Still, it is unclear how many plants will pursue this course. Mr. McManus said that A.E.P., which operates in 11 states, may consider upgrading some of its coal plants, but much will depend on whether the rule survives legal review — environmentalists are certain to challenge the revisions to New Source Review in court — and what types of plans states decide to craft.

Even as coal industry groups cheered the Trump administration’s latest move, they also argued that coal plants would likely need further policy support to avert a serious decline.

“These changes to environmental rules are necessary but insufficient,” said Michelle Bloodworth, president of the American Coalition for Clean Coal Electricity, who estimated that roughly 10 percent of the nation’s coal fleet is still on track to retire in the next three years.

One possibility?
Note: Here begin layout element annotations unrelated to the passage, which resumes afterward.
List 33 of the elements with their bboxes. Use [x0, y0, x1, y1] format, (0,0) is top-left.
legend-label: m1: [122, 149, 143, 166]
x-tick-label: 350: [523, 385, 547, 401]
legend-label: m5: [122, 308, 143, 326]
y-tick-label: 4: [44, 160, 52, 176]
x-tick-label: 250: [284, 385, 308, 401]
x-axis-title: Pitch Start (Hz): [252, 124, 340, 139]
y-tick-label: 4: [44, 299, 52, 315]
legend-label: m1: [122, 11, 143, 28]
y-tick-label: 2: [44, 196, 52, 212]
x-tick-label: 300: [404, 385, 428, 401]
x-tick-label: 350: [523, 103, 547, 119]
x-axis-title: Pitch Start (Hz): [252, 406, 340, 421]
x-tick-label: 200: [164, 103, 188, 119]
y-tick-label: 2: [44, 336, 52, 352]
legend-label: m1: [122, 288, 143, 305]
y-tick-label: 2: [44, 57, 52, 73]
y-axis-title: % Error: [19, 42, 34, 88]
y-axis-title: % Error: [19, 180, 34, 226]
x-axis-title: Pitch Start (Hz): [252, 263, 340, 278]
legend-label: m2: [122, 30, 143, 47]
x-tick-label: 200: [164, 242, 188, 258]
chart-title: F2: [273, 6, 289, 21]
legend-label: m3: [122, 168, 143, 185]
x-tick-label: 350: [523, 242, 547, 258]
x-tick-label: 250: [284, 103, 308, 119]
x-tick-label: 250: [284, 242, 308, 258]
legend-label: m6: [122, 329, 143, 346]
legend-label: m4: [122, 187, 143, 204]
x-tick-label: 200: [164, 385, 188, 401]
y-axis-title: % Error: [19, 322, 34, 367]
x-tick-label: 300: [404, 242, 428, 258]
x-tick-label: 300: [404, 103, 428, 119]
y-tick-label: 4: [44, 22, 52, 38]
The Department of Energy is considering a plan that would force grid operators to buy electricity from struggling coal plants (as well as nuclear plants) in order to keep them afloat, using emergency powers normally reserved for exceptional crises like natural disasters.

That rumored move has already drawn criticism from other energy companies, which have called the proposal “legally indefensible” and argue that it would force consumers to pay billions more for electricity. Yet Mr. Trump has urged Energy Secretary Rick Perry to do everything he can to stop plant closings.